Sa terenyak melihat nama yang tertera di layar HP-nya. Kin. Refleks jari lentiknya menekan tombol accept. Sejenak ia tertegun. Suara riuh rendah terdengar dari seberang. Ada teriak kemarahan, ada pula isak tangis.
"Halo.. halo." Sa berkali-kali memanggil tetapi tetap hanya suara riuh rendah itu yang mampir di gendang telinganya. Sa gelisah. Malam menjadi begitu panjang bila melewatinya dengan penantian dan rasa waswas.
Persiapan ke Makassar sudah sejak siang dibereskannya. Ia tak ingin ada yang tertinggal. Ali sudah dihubunginya agar besok pagi mengantarnya ke Bandara Aruppala. Perjalanan udara Selayar-Makassar ditempuh lebih kurang 35 menit, bila cuaca mendukung. Sa menghitung detak jarum jam. Beberapa kali ia ingin menelepon Kin, tapi jemarinya yang sudah memencet nomor, berkali-kali ditarik kembali.
"Halo, Sa." Kin akhirnya menelepon kembali. Kali ini ia bersuara. Suara yang terdengar getir di telinga Sa.
"Bagaimana kabar Ibu?" Sa langsung melemparkan tanya, tanpa menunggu Kin berbicara lebih lanjut. Sa tak peduli bila Kin mampu membaca getar khawatir di nada suaranya.
"Beberapa saat yang lalu sudah membaik, tapi sekarang memburuk kembali. Ibu terus menerus menanyakanmu Sa. Jadi datang, 'kan?"
"Insya Allah. Saya sudah booking tiket."
"Sa, hati-hati, ya. Minta Ali mengantar ke bandara." Sa merasakan getaran suara Kin. Haru menyeruak, mencipta bulir bening di mata Sa. Ini untuk pertama kalinya Sa mendengar suara Kin, sejak kepergiannya. Rindu tiba-tuba mengentak mencari muaranya.
"Iya, Kak. Ali sudah saya kasih tahu."
"Baik. Saya jemput di bandara, ya," kata Kin. Sa ingin menolak, tapi Kin sudah menutup teleponnya. Sa berdebar. Antara senang dan bingung. Ia tidak tahu kata apa yang akan dilontarkannya pertama kali saat bertemu dengan suaminya itu. Idealnya ia harus tetap mencium punggung tangan Kin. Sanggupkah ia? Bagaimana kalau Kin menatapnya? Mampukah ia bersitatap dengan mata elang itu? Sa sungguh takut luluh dan kalah.
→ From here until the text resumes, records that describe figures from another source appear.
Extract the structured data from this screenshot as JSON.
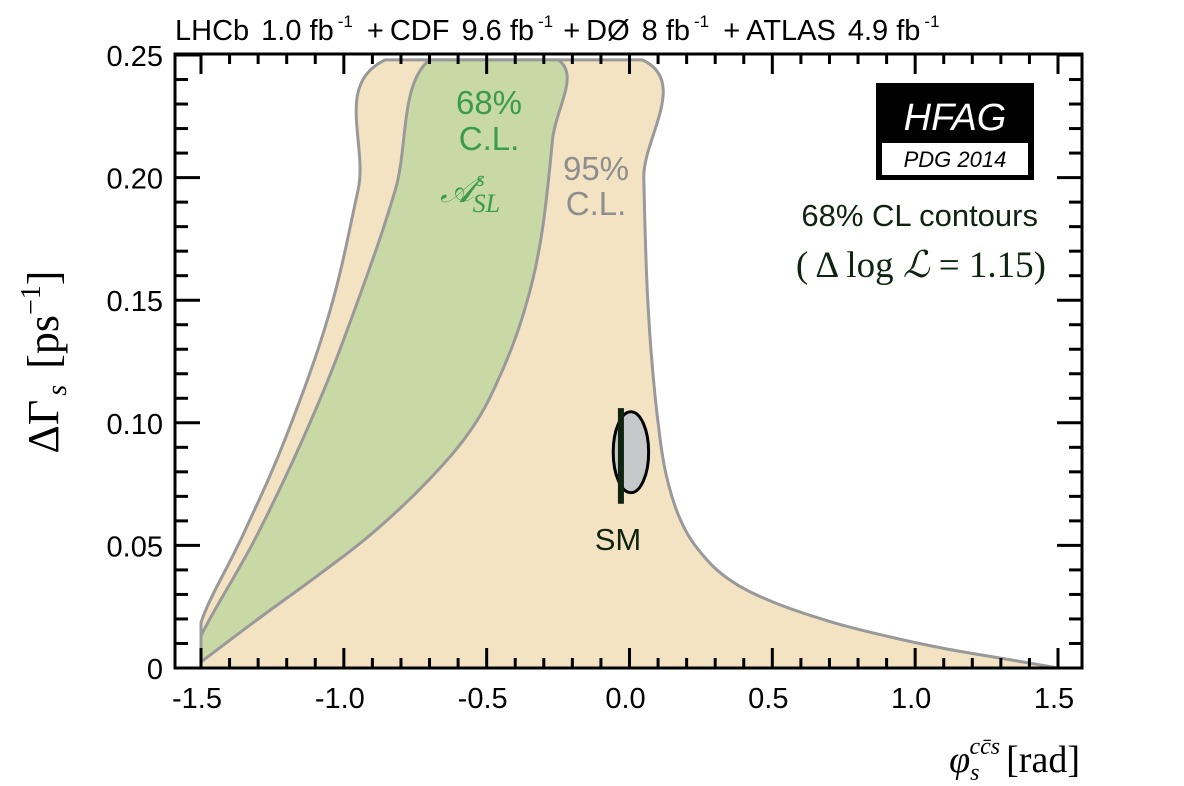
{
  "chart_data": {
    "type": "area",
    "title": "LHCb  1.0 fb⁻¹ + CDF  9.6 fb⁻¹ + DØ  8 fb⁻¹ + ATLAS  4.9 fb⁻¹",
    "title_parts": [
      {
        "label": "LHCb",
        "lumi": "1.0 fb",
        "exp": "-1",
        "sep": ""
      },
      {
        "label": "CDF",
        "lumi": "9.6 fb",
        "exp": "-1",
        "sep": "+"
      },
      {
        "label": "DØ",
        "lumi": "8 fb",
        "exp": "-1",
        "sep": "+"
      },
      {
        "label": "ATLAS",
        "lumi": "4.9 fb",
        "exp": "-1",
        "sep": "+"
      }
    ],
    "xlabel": {
      "symbol": "φ",
      "sub": "s",
      "sup": "cc̄s",
      "unit": "[rad]"
    },
    "ylabel": {
      "symbol": "ΔΓ",
      "sub": "s",
      "unit_open": "[ps",
      "unit_sup": "−1",
      "unit_close": "]"
    },
    "xlim": [
      -1.6,
      1.6
    ],
    "ylim": [
      0,
      0.255
    ],
    "xticks": [
      -1.5,
      -1.0,
      -0.5,
      0.0,
      0.5,
      1.0,
      1.5
    ],
    "xtick_labels": [
      "-1.5",
      "-1.0",
      "-0.5",
      "0.0",
      "0.5",
      "1.0",
      "1.5"
    ],
    "yticks": [
      0,
      0.05,
      0.1,
      0.15,
      0.2,
      0.25
    ],
    "ytick_labels": [
      "0",
      "0.05",
      "0.10",
      "0.15",
      "0.20",
      "0.25"
    ],
    "grid": false,
    "series": [
      {
        "name": "95% C.L. A_SL^s",
        "fill": "#f3e3c3",
        "stroke": "#999999",
        "points": [
          [
            -1.5,
            0.0
          ],
          [
            -1.5,
            0.0185
          ],
          [
            -1.35,
            0.055
          ],
          [
            -1.2,
            0.095
          ],
          [
            -1.05,
            0.145
          ],
          [
            -0.95,
            0.195
          ],
          [
            -0.855,
            0.248
          ],
          [
            0.045,
            0.248
          ],
          [
            0.05,
            0.2
          ],
          [
            0.06,
            0.16
          ],
          [
            0.075,
            0.13
          ],
          [
            0.1,
            0.1
          ],
          [
            0.13,
            0.078
          ],
          [
            0.18,
            0.06
          ],
          [
            0.25,
            0.047
          ],
          [
            0.35,
            0.036
          ],
          [
            0.5,
            0.027
          ],
          [
            0.7,
            0.019
          ],
          [
            0.9,
            0.013
          ],
          [
            1.1,
            0.008
          ],
          [
            1.3,
            0.004
          ],
          [
            1.5,
            0.0
          ]
        ]
      },
      {
        "name": "68% C.L. A_SL^s",
        "fill": "#c8d9a6",
        "stroke": "#999999",
        "points": [
          [
            -1.5,
            0.0025
          ],
          [
            -1.5,
            0.013
          ],
          [
            -1.3,
            0.055
          ],
          [
            -1.1,
            0.105
          ],
          [
            -0.95,
            0.15
          ],
          [
            -0.82,
            0.195
          ],
          [
            -0.7,
            0.248
          ],
          [
            -0.25,
            0.248
          ],
          [
            -0.27,
            0.215
          ],
          [
            -0.31,
            0.175
          ],
          [
            -0.37,
            0.145
          ],
          [
            -0.45,
            0.12
          ],
          [
            -0.55,
            0.098
          ],
          [
            -0.7,
            0.077
          ],
          [
            -0.9,
            0.055
          ],
          [
            -1.1,
            0.037
          ],
          [
            -1.3,
            0.02
          ],
          [
            -1.5,
            0.0025
          ]
        ]
      }
    ],
    "sm": {
      "label": "SM",
      "x": -0.03,
      "y_low": 0.067,
      "y_high": 0.106
    },
    "contour": {
      "center": [
        0.005,
        0.088
      ],
      "rx": 0.062,
      "ry": 0.0165,
      "fill": "#c6c8c9",
      "stroke": "#000000"
    },
    "annotations": {
      "green_line1": "68%",
      "green_line2": "C.L.",
      "green_math": "𝒜",
      "green_math_sup": "s",
      "green_math_sub": "SL",
      "gray_line1": "95%",
      "gray_line2": "C.L.",
      "contour_line1": "68% CL contours",
      "contour_line2_open": "( Δ log ",
      "contour_line2_script": "ℒ",
      "contour_line2_close": " = 1.15)"
    },
    "logo": {
      "top": "HFAG",
      "bottom": "PDG 2014"
    },
    "colors": {
      "green_text": "#3a9b4f",
      "gray_text": "#8e8e8e",
      "dark_text": "#0e2410",
      "frame": "#000000"
    }
  }
}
Namun ini bukan pertandingan. Tidak ada kalah menang. Sa harus mampu berhadapan dengan Kin, bahkan Rala sekalipun. Setelah seluruh sudut tempat tidur dijelajahinya, Sa akhirnya tertidur pulas, dan baru terjaga kala dari kejauhan terdengar kokok ayam. Ia harus segera berkemas.